Rules of the road: Montreal means metric. And that means the speed limit on the highway is 100 kilometers per hour (60 mph). Highway signs are mostly bilingual. Just in case, "pont" means bridge and "prochaine sortie" means next exit.

Driving through city traffic is an art because there are a maze of one-way streets and lots of pedestrians with which to contend. In addition, a summer festival means the closing of some of the busiest streets in the city. A couple Montreal rules of the road: A flashing green light signals the driver that it's OK to make a left turn. Right-on-red turns are illegal in the city.

Your biggest driving challenge may be when it comes time to park the car, as most of the parking signs are written in French and stated in military time (for example, 16H means 4 pm). There are daily parking restrictions for street cleaning, rush hour, and residential parking (these sectors are numbered within a red box on most signs). If you can't decipher the sign, just ask a local to help with the translation.

Getting Around Montreal

Public transportation, fares: The Montreal Metro subway system is the best way to get about town quickly. It's easy to navigate because there are only four color-coded lines: green, blue, orange, and yellow. It's also clean, quiet (rubber tires), accessible, reliable, and inexpensive.

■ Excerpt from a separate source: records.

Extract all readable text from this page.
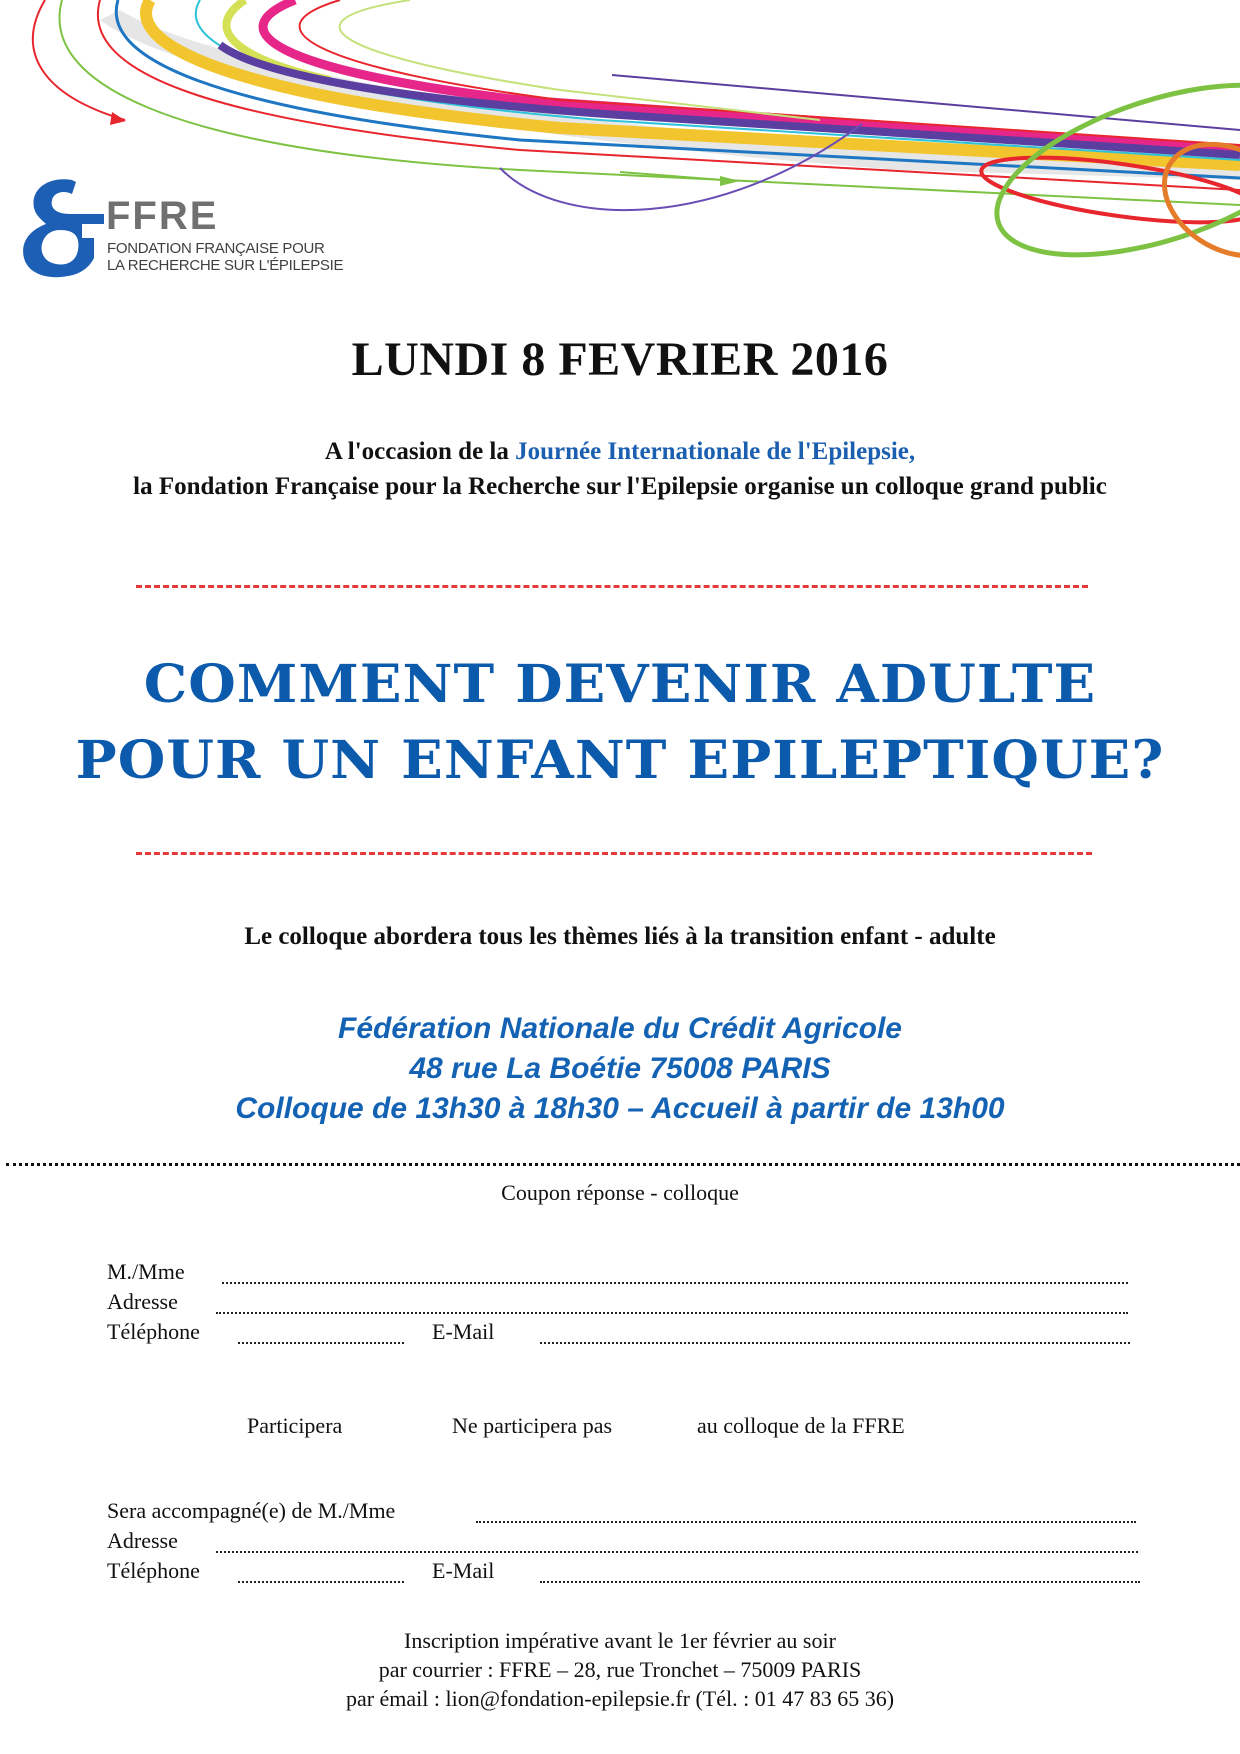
FFRE
FONDATION FRANÇAISE POUR
LA RECHERCHE SUR L'ÉPILEPSIE
LUNDI 8 FEVRIER 2016
A l'occasion de la Journée Internationale de l'Epilepsie,
la Fondation Française pour la Recherche sur l'Epilepsie organise un colloque grand public
COMMENT DEVENIR ADULTE
POUR UN ENFANT EPILEPTIQUE?
Le colloque abordera tous les thèmes liés à la transition enfant - adulte
Fédération Nationale du Crédit Agricole
48 rue La Boétie 75008 PARIS
Colloque de 13h30 à 18h30 – Accueil à partir de 13h00
Coupon réponse - colloque
M./Mme
Adresse
Téléphone	E-Mail
Participera	Ne participera pas	au colloque de la FFRE
Sera accompagné(e) de M./Mme
Adresse
Téléphone	E-Mail
Inscription impérative avant le 1er février au soir
par courrier : FFRE – 28, rue Tronchet – 75009 PARIS
par émail : lion@fondation-epilepsie.fr (Tél. : 01 47 83 65 36)
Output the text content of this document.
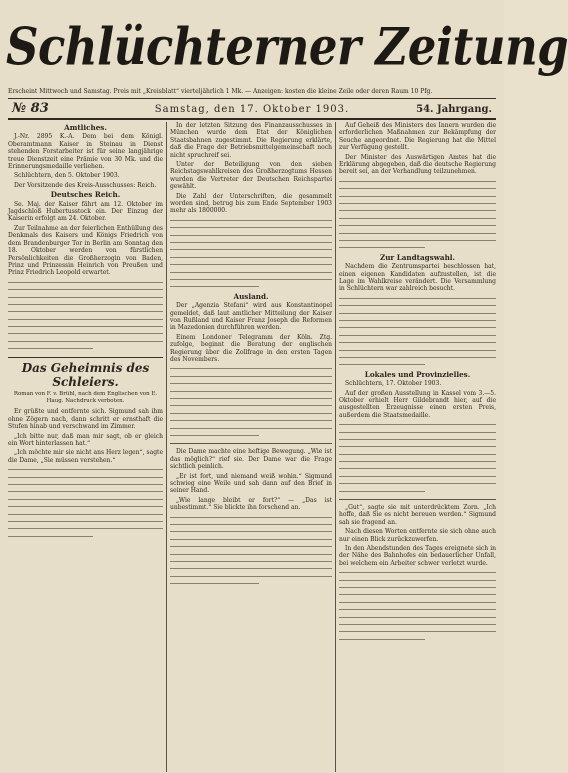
Schlüchterner Zeitung
Erscheint Mittwoch und Samstag. Preis mit „Kreisblatt“ vierteljährlich 1 Mk. — Anzeigen: kosten die kleine Zeile oder deren Raum 10 Pfg.
№ 83	Samstag, den 17. Oktober 1903.	54. Jahrgang.
Amtliches.

J.-Nr. 2895 K.-A. Dem bei dem Königl. Oberamtmann Kaiser in Steinau in Dienst stehenden Forstarbeiter ist für seine langjährige treue Dienstzeit eine Prämie von 30 Mk. und die Erinnerungsmedaille verliehen.

Schlüchtern, den 5. Oktober 1903.

Der Vorsitzende des Kreis-Ausschusses: Reich.

Deutsches Reich.

Se. Maj. der Kaiser fährt am 12. Oktober im Jagdschloß Hubertusstock ein. Der Einzug der Kaiserin erfolgt am 24. Oktober.

Zur Teilnahme an der feierlichen Enthüllung des Denkmals des Kaisers und Königs Friedrich von dem Brandenburger Tor in Berlin am Sonntag den 18. Oktober werden von fürstlichen Persönlichkeiten die Großherzogin von Baden, Prinz und Prinzessin Heinrich von Preußen und Prinz Friedrich Leopold erwartet.

Das Geheimnis des Schleiers.
Roman von F. v. Brühl, nach dem Englischen von E. Haug. Nachdruck verboten.

Er grüßte und entfernte sich. Sigmund sah ihm ohne Zögern nach, dann schritt er ernsthaft die Stufen hinab und verschwand im Zimmer.

„Ich bitte nur, daß man mir sagt, ob er gleich ein Wort hinterlassen hat.“

„Ich möchte mir sie nicht ans Herz legen“, sagte die Dame, „Sie müssen verstehen.“

In der letzten Sitzung des Finanzausschusses in München wurde dem Etat der Königlichen Staatsbahnen zugestimmt. Die Regierung erklärte, daß die Frage der Betriebsmittelgemeinschaft noch nicht spruchreif sei.

Unter der Beteiligung von den sieben Reichstagswahlkreisen des Großherzogtums Hessen wurden die Vertreter der Deutschen Reichspartei gewählt.

Die Zahl der Unterschriften, die gesammelt worden sind, betrug bis zum Ende September 1903 mehr als 1800000.

Ausland.

Der „Agenzia Stefani“ wird aus Konstantinopel gemeldet, daß laut amtlicher Mitteilung der Kaiser von Rußland und Kaiser Franz Joseph die Reformen in Mazedonien durchführen werden.

Einem Londoner Telegramm der Köln. Ztg. zufolge, beginnt die Beratung der englischen Regierung über die Zollfrage in den ersten Tagen des Novembers.

Die Dame machte eine heftige Bewegung. „Wie ist das möglich?“ rief sie. Der Dame war die Frage sichtlich peinlich.

„Er ist fort, und niemand weiß wohin.“ Sigmund schwieg eine Weile und sah dann auf den Brief in seiner Hand.

„Wie lange bleibt er fort?“ — „Das ist unbestimmt.“ Sie blickte ihn forschend an.

Auf Geheiß des Ministers des Innern wurden die erforderlichen Maßnahmen zur Bekämpfung der Seuche angeordnet. Die Regierung hat die Mittel zur Verfügung gestellt.

Der Minister des Auswärtigen Amtes hat die Erklärung abgegeben, daß die deutsche Regierung bereit sei, an der Verhandlung teilzunehmen.

Zur Landtagswahl.

Nachdem die Zentrumspartei beschlossen hat, einen eigenen Kandidaten aufzustellen, ist die Lage im Wahlkreise verändert. Die Versammlung in Schlüchtern war zahlreich besucht.

Lokales und Provinzielles.

Schlüchtern, 17. Oktober 1903.

Auf der großen Ausstellung in Kassel vom 3.—5. Oktober erhielt Herr Gildebrandt hier, auf die ausgestellten Erzeugnisse einen ersten Preis, außerdem die Staatsmedaille.

„Gut“, sagte sie mit unterdrücktem Zorn. „Ich hoffe, daß Sie es nicht bereuen werden.“ Sigmund sah sie fragend an.

Nach diesen Worten entfernte sie sich ohne auch nur einen Blick zurückzuwerfen.

In den Abendstunden des Tages ereignete sich in der Nähe des Bahnhofes ein bedauerlicher Unfall, bei welchem ein Arbeiter schwer verletzt wurde.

The bus system, Societe de Transport de Montreal, is even more extensive and equally recommended. A one-way fare costs $2.50. A strip of six tickets costs $11.50. A one-day tourist card, good for unlimited use, costs $9; a three-day tourist card costs $17. If you're staying longer, purchase a regular weekly pass for $18.50.

One word of note: The Metro does not operate 24 hours a day. It stops running every night for a few hours from about 1 am to 5:30 am.

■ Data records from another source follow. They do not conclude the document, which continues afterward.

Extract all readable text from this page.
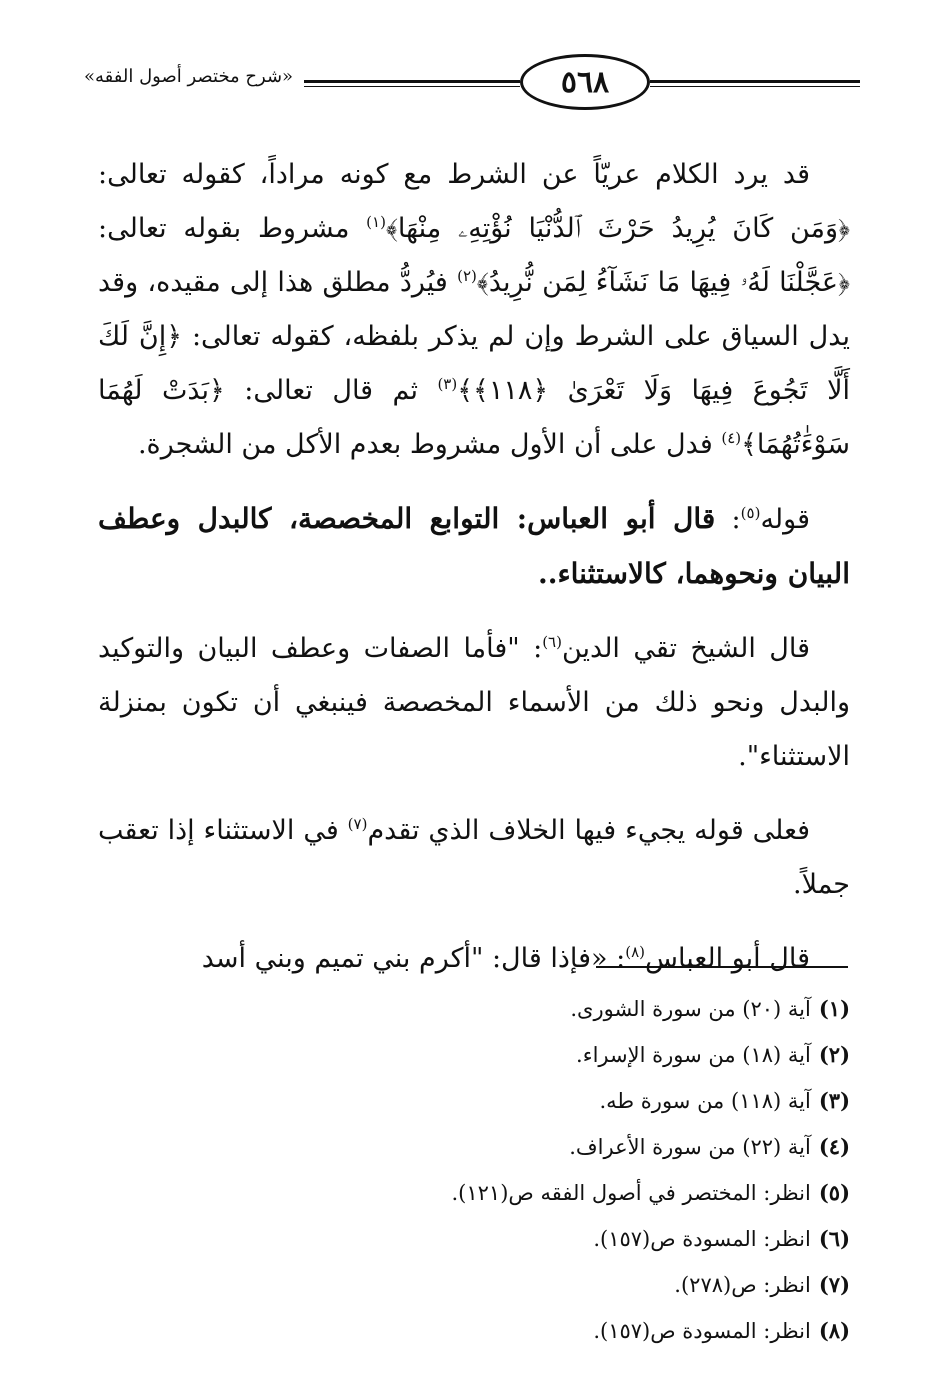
٥٦٨
«شرح مختصر أصول الفقه»

قد يرد الكلام عريّاً عن الشرط مع كونه مراداً، كقوله تعالى: ﴿وَمَن كَانَ يُرِيدُ حَرْثَ ٱلدُّنْيَا نُؤْتِهِۦ مِنْهَا﴾$^{(١)}$ مشروط بقوله تعالى: ﴿عَجَّلْنَا لَهُۥ فِيهَا مَا نَشَآءُ لِمَن نُّرِيدُ﴾$^{(٢)}$ فيُردُّ مطلق هذا إلى مقيده، وقد يدل السياق على الشرط وإن لم يذكر بلفظه، كقوله تعالى: ﴿إِنَّ لَكَ أَلَّا تَجُوعَ فِيهَا وَلَا تَعْرَىٰ ﴿١١٨﴾﴾$^{(٣)}$ ثم قال تعالى: ﴿بَدَتْ لَهُمَا سَوْءَٰتُهُمَا﴾$^{(٤)}$ فدل على أن الأول مشروط بعدم الأكل من الشجرة.

قوله$^{(٥)}$: قال أبو العباس: التوابع المخصصة، كالبدل وعطف البيان ونحوهما، كالاستثناء..

قال الشيخ تقي الدين$^{(٦)}$: "فأما الصفات وعطف البيان والتوكيد والبدل ونحو ذلك من الأسماء المخصصة فينبغي أن تكون بمنزلة الاستثناء".

فعلى قوله يجيء فيها الخلاف الذي تقدم$^{(٧)}$ في الاستثناء إذا تعقب جملاً.

قال أبو العباس$^{(٨)}$: «فإذا قال: "أكرم بني تميم وبني أسد

(١)آية (٢٠) من سورة الشورى.
(٢)آية (١٨) من سورة الإسراء.
(٣)آية (١١٨) من سورة طه.
(٤)آية (٢٢) من سورة الأعراف.
(٥)انظر: المختصر في أصول الفقه ص(١٢١).
(٦)انظر: المسودة ص(١٥٧).
(٧)انظر: ص(٢٧٨).
(٨)انظر: المسودة ص(١٥٧).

Taxis, by foot, by bike: Taxis are reasonable for short hauls, and hailing a cab in Montreal is very safe and easy. It costs a minimum of $3.15 for the cab ride and an additional $1.45 per kilometer. There's a wait time charge of 55 cents per minute as well.

The two best ways to travel in Montreal are by foot or by bike. Bring your most comfortable pair of sneakers because walking is the way to get around in this town. Or bring your bike: Montreal boasts hundreds of miles of bike paths throughout the region.

The Maison des Cyclistes (1251 Rachel E, 514-521-8356) rents bikes and sells maps of bike paths in and around the city. There is also bicycle rental in the Old Port (514-847-0666).